Assos’un kendi yerleşkesindeki mimarisinde ve evlerin yapımında taş kullanır. Bu taşların aktif kullanımı zaten köy evlerine bakıldığında gayet rahat bir biçimde gözlemlenebilir. Assos kenti İstanbul’dan göç alarak köylerinde sakinlerini ağırlamaktadır. Taş evlerin yapısını bozmadan, tarih boyunca da tamir edilerek kullanıldığı gibi şimdi de restore edilerek kullanılmaktadır. Fakat turistik bakımdan Assos’un kendi köy evleri değil daha çok aynı mimarinin restore edilmesiyle elde edilen otel, motel vb. konaklama yerleri tercih edilmektedir. Köy evlerinin bulunduğu kısımlar, daha çok tarım için, hayvancılık için veya salaş yaşam şekillerine uygun olduğundan misafirlerin şimdilik yalnızca bakmayı tercih ettiği alanlardır. İçerilerine girilip bakıldığında eski yaşam şekillerinden izlere rastlamak mümkündür. Örneğin; turistik olmayan ve limanda yer almayan evlerin; çatıları düz, dışarıdan merdivenli ve iki katlı evler oldukları gözlemlenirken turistik amaçlara hizmet eden evlerin; parmaklıkları, balkonları ve ferforje pencere korkulukları olduğu görülmektedir.
Assos ve civar yerleşkelerinden iki köy daha detaylandırılabilir. Birinci köy Adatepe köyüdür. Adatepe, az önce yukarıda da bahsedilen Assos mimarisinin neredeyse hiç bozulmadan kullanılmaya devam ettiği yerleşkelerden birisidir. Üst kısımlarında klasik Türk mimarisine sahip cumbalı evleri görülürken yarıdan itibaren ise Rum evleri göze çarpmaktadır. Tabiki Assos mimarisinin etkileri görülmektedir. Fakat geçirilen bütün tamiratlar ve restorasyonlar sonunda orada ikamet eden halkın kendi yapısına göre şekillenmiştir. Ayrıca köy Assos’tan gelen felsefe esintisinden etkilenmiş ve köyde Taşmektep adında bir atölye kurulmuştur. Bu atölyede felsefe, edebiyat ve sanat tarihi seminerleri de verilmektedir.

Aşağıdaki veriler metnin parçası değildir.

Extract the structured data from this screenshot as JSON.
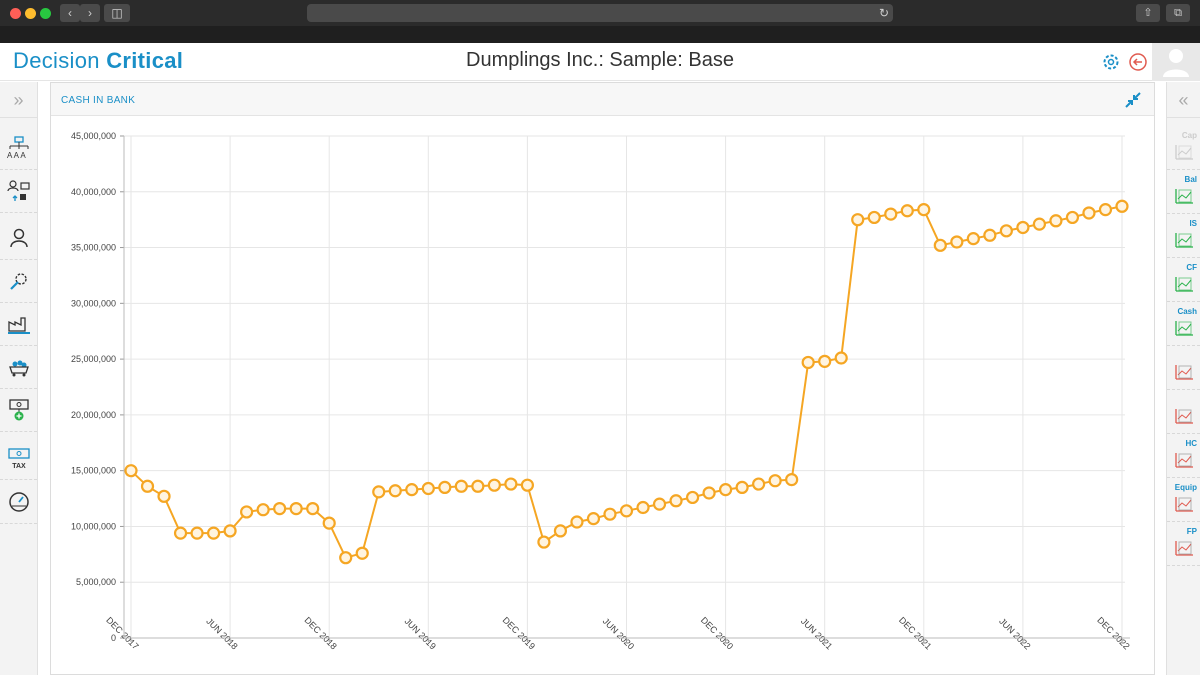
{
  "app": {
    "logo_left": "Decision",
    "logo_right": "Critical",
    "document_title": "Dumplings Inc.: Sample: Base"
  },
  "panel": {
    "title": "CASH IN BANK"
  },
  "right_rail": {
    "items": [
      "Cap",
      "Bal",
      "IS",
      "CF",
      "Cash",
      "",
      "",
      "HC",
      "Equip",
      "FP"
    ]
  },
  "left_rail": {
    "tax_label": "TAX"
  },
  "colors": {
    "brand": "#1a8fc7",
    "series": "#f5a623",
    "grid": "#e6e6e6"
  },
  "chart_data": {
    "type": "line",
    "title": "CASH IN BANK",
    "xlabel": "",
    "ylabel": "",
    "ylim": [
      0,
      45000000
    ],
    "yticks": [
      "0",
      "5,000,000",
      "10,000,000",
      "15,000,000",
      "20,000,000",
      "25,000,000",
      "30,000,000",
      "35,000,000",
      "40,000,000",
      "45,000,000"
    ],
    "xticks": [
      "DEC 2017",
      "JUN 2018",
      "DEC 2018",
      "JUN 2019",
      "DEC 2019",
      "JUN 2020",
      "DEC 2020",
      "JUN 2021",
      "DEC 2021",
      "JUN 2022",
      "DEC 2022"
    ],
    "grid": true,
    "series": [
      {
        "values": [
          15000000,
          13600000,
          12700000,
          9400000,
          9400000,
          9400000,
          9600000,
          11300000,
          11500000,
          11600000,
          11600000,
          11600000,
          10300000,
          7200000,
          7600000,
          13100000,
          13200000,
          13300000,
          13400000,
          13500000,
          13600000,
          13600000,
          13700000,
          13800000,
          13700000,
          8600000,
          9600000,
          10400000,
          10700000,
          11100000,
          11400000,
          11700000,
          12000000,
          12300000,
          12600000,
          13000000,
          13300000,
          13500000,
          13800000,
          14100000,
          14200000,
          24700000,
          24800000,
          25100000,
          37500000,
          37700000,
          38000000,
          38300000,
          38400000,
          35200000,
          35500000,
          35800000,
          36100000,
          36500000,
          36800000,
          37100000,
          37400000,
          37700000,
          38100000,
          38400000,
          38700000
        ]
      }
    ]
  }
}
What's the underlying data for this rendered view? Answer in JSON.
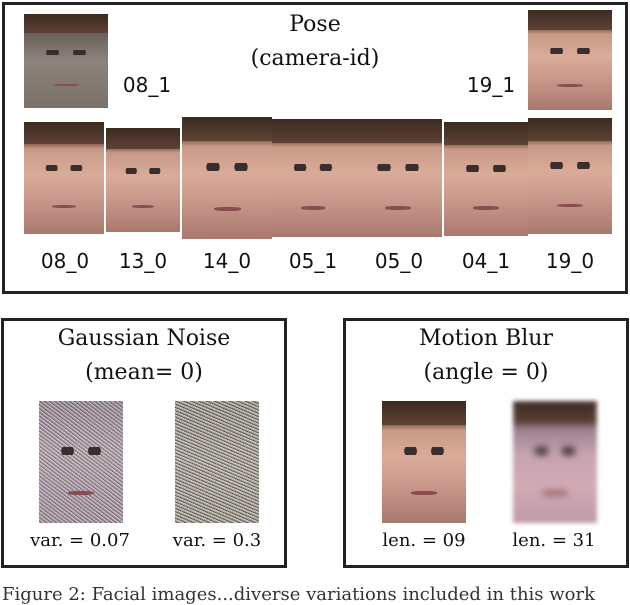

İkinci köy ise, Büyükhusun köyüdür. Büyükhusun, Adatepe gibi eski mimariye sahip olmak ile birlikte “2004 Ağa Han Mimarlık Ödülleri”nin sahiplerinden biri olan B2 Evine yer vermektedir. Bu ev de mimari anlamda köy evlerinden fazla ayrılmaksızın, modern havasını korumayı başaran bir yapı haline gelmiştir.
Ege bölgesi; yalnızca Assos’ta değil, Şirince, Ayvalık, Cunda, Datça vb. yerleşkelerde de Rum evleri ve Türk evlerinin mimarisini bir arada görebileceğiniz yerlerdendir. Aynı zamanda bu yerleşkelerin tarihin başka bir sahnesinde Antik Çağ uygarlıklarına ev sahipliği yapmış olması, mimariyi çeşitlendiren ve tatlandıran bir husus olagelmiştir.